The RL-BV100A will work as your transmitter and receiver as a composite signal. If you want to go component then use a RL-BV200 (you'll need digital audio in and out for this one).  You'll then need to get an IR distribution block example RL-IR100.. all this will work on an single Cat6 run to your shed. The only thing you need to be aware of is your 100 meter limit on your Cat6... Keep it as short as you can and you'll be fine!  
Last but not lest if you don't give a sheet about pic or audio quality just invest in an RF modulator and run a single coax cable.  
cheers

----------


## ddixon

Legend, thanks very much Armers. Although most of that went over my head, it's brilliant info for a little bit down the track.  
In the meantime, as I understand it, all I need to do is get cat6 cable in conduits from the house to the shed? Any particular type of cat6 cable I need to get or is that a stupid question.  
And we won't run over 100m length so that shouldn't be a problem.  
Thanks again
Cheers

----------


## Armers

Google is your friend  :Biggrin:  
You "should" be using flooded cat6.. which is rated to go underground. But if you make the conduit accessible normal cat6 will be fine, just be don't be surprised if you have to replace it every 18 months or so..  
BTW there are no stupid questions... although you might get a stupid answer  :Biggrin:  
Cheerd

----------


## Uncle Bob

> although you might get a stupid answer

  Yep, probably from me  :Wink:

----------


## Moondog55

Query for you Armers
If the conduit is properly joined and sealed why do you need to use the WR rated cable? I thought that sealing the conduit would keep the water out?
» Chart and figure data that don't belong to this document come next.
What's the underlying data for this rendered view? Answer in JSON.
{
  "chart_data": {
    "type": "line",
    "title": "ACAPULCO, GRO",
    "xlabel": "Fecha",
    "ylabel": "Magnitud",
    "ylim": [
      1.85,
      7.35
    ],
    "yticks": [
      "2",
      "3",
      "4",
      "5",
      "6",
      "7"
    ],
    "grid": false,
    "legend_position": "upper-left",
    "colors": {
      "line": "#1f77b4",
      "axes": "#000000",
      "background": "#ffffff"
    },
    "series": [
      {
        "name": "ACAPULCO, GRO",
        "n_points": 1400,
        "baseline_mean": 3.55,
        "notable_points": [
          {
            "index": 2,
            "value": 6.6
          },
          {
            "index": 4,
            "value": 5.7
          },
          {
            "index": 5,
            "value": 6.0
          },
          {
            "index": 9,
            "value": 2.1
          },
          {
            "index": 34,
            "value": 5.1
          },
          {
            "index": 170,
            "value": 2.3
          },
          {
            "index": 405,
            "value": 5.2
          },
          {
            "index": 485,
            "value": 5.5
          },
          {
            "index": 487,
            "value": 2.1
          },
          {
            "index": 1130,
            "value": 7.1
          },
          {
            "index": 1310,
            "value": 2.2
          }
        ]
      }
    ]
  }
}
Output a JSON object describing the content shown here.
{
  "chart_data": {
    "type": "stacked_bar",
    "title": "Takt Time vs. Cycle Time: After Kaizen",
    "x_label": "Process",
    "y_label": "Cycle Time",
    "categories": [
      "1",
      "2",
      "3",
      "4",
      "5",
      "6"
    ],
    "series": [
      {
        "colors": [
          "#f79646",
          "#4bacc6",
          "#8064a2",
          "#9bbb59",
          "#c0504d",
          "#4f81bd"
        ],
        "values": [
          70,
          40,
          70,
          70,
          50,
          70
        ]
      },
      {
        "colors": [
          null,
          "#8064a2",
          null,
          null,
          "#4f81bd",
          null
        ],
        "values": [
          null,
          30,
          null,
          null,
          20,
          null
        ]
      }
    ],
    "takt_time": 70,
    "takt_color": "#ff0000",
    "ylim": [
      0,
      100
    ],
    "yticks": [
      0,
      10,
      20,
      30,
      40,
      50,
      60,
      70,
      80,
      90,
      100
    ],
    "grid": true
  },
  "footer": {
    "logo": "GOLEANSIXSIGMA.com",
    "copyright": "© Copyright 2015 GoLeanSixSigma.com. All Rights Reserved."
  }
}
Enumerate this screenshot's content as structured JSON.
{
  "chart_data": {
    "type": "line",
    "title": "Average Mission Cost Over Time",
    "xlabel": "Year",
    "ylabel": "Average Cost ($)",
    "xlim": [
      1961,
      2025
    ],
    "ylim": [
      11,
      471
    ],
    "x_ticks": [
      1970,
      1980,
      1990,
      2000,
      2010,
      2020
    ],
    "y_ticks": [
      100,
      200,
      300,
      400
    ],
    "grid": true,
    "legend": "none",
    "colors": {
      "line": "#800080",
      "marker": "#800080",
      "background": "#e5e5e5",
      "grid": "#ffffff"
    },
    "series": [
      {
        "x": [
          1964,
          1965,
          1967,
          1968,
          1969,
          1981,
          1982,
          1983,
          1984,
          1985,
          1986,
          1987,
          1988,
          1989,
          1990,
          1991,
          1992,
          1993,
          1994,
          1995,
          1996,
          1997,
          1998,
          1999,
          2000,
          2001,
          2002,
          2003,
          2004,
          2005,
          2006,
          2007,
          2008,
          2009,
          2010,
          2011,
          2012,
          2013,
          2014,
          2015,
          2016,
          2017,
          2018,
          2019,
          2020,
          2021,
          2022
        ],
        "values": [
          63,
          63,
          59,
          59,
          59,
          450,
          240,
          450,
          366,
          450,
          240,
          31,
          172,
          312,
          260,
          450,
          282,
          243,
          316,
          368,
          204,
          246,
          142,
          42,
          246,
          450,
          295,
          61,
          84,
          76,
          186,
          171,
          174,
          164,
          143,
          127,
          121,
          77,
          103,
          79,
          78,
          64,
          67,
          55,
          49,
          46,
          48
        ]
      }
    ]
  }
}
It seems to work like that for power cable why not data?

----------


## Armers

Moondog55;  
ehhhhhhhh One of those rules in S009 section 18  
"A Customer cable installed underground, whether or not installed in couduit, other then coaxial cable, a blown fiber tube or a special application cable *shall* meet the requirements of S008 for UV resistance; and water penetration" 
can give more info if you want  :Biggrin:

----------


## Moondog55

Maybe in the future when/IF we redo the shed and mancave.  
As always better to do it right first time than redo at great expense down the track

----------